As someone wise once said, it is the *&^%$ little things that kill you. With airplanes… it isn’t so much the big bills you get. It is the thousand here and there you didn’t see coming and have a hard time measuring.
Entire ecosystems thrive off you and your plane.
A child will go to a better school because you paid a tad more for Jet-A than you should have. You are the unknowing philanthropist.
Yes, it is the little things that make us crabby when we force them out of the closet. The endless list of little things, that all seem reasonable in isolation, until they are added up, placed under the sober vision of your accountant, and you say, “WTF Mr. Accountant? Didn’t we agree that we’d put me back in rehab if I agreed to more airplane stuff?”

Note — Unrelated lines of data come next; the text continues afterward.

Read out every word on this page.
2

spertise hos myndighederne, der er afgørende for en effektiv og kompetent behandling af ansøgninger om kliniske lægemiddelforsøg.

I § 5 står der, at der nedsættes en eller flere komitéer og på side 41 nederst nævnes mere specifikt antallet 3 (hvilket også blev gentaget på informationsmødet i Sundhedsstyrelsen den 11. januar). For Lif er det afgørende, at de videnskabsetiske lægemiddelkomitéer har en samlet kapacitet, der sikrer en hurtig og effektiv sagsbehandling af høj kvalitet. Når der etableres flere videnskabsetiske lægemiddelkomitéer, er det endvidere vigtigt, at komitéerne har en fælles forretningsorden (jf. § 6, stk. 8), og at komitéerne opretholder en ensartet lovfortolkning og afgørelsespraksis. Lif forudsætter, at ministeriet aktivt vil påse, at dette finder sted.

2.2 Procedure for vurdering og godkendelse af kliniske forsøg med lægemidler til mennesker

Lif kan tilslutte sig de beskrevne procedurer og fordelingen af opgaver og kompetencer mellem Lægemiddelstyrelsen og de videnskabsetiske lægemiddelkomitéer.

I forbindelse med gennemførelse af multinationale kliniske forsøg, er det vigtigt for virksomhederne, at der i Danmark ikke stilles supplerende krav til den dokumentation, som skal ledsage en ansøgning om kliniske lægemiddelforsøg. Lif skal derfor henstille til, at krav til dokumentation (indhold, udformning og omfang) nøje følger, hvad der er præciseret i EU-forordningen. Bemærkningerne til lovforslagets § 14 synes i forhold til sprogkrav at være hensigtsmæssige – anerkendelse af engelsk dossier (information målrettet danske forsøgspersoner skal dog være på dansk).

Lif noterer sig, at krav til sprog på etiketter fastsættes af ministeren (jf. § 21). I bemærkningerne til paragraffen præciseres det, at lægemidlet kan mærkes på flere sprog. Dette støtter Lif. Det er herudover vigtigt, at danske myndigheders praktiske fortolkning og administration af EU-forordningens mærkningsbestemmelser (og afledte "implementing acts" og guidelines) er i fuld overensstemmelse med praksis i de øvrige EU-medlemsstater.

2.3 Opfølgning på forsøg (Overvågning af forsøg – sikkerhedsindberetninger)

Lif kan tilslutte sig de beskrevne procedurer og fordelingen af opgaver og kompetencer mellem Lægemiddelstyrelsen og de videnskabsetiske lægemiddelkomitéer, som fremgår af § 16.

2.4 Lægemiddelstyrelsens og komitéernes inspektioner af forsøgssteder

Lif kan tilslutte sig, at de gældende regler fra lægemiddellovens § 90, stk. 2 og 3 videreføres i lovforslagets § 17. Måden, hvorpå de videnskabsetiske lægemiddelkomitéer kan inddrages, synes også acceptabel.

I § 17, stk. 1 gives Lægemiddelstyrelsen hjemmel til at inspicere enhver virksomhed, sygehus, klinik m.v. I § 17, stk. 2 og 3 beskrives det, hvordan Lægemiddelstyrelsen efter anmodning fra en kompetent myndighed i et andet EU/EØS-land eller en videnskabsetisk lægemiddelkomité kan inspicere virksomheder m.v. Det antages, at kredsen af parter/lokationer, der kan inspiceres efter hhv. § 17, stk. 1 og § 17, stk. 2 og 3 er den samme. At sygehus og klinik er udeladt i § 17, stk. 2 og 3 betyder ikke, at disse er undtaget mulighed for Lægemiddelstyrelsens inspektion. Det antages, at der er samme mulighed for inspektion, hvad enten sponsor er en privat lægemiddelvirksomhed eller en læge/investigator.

The seminal moment tends to be overhaul or hot section time. The hot section is not where the attractive ladies are kept. It is where hot gases do their thing and expand and drive your turbine faster out the back part than it sucks in via the front part.
The hot section is an inspection interval whereby little expensive things are evaluated for continued use before being all put back together. If your pilots behave, this is a well planned, expected and relatively painless time. If they’ve been bad, or improperly trained, well… the hot section has quite a bite.

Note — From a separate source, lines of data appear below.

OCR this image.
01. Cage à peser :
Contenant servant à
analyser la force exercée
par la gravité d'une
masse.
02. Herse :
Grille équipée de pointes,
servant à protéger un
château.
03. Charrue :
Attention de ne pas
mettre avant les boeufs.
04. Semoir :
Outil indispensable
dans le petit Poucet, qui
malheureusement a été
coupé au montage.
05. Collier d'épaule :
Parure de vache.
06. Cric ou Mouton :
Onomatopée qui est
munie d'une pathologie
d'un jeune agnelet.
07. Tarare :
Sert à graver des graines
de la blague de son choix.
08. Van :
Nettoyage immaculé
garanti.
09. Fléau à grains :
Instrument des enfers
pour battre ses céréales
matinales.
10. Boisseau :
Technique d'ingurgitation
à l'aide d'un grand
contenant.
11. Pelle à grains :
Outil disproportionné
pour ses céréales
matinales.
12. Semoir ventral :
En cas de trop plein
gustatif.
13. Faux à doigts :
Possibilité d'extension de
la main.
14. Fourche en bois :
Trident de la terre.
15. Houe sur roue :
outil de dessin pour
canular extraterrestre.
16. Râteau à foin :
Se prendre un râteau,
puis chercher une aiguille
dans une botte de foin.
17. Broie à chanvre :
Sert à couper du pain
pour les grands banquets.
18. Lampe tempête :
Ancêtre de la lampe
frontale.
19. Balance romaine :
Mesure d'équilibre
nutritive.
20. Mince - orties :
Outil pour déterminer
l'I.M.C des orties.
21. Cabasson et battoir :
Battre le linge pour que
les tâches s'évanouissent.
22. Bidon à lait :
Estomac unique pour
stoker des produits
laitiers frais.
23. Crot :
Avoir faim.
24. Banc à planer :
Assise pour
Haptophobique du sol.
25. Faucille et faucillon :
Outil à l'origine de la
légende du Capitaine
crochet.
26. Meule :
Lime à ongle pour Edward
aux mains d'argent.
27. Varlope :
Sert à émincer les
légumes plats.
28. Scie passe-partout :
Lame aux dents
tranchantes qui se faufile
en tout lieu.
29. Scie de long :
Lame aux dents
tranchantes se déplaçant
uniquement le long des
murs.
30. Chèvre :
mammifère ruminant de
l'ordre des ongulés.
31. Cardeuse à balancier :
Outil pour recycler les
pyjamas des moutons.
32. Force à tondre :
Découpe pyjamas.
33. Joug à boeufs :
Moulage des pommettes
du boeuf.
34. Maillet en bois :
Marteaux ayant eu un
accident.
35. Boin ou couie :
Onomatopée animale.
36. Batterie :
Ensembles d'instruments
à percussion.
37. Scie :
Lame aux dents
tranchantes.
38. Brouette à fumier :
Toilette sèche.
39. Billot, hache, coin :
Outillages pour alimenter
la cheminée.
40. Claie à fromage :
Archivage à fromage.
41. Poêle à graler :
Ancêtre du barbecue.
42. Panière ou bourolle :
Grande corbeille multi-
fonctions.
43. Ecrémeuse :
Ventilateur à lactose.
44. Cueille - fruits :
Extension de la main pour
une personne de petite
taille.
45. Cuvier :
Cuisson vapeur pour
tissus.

Like most machines, aircraft engines need not only some love, but some basic understanding. If you find it in your heart, be sure your crews go the extra mile and do a class on just the engine. Yes, you can school them on your TFE731, PT6, whatever – there are specific programs (for pilots) that keep them fresh on the cause and effect about what their hands do in the cockpit.
Remember, they’re rarely as smart as they look. They’re pilots, not engineers.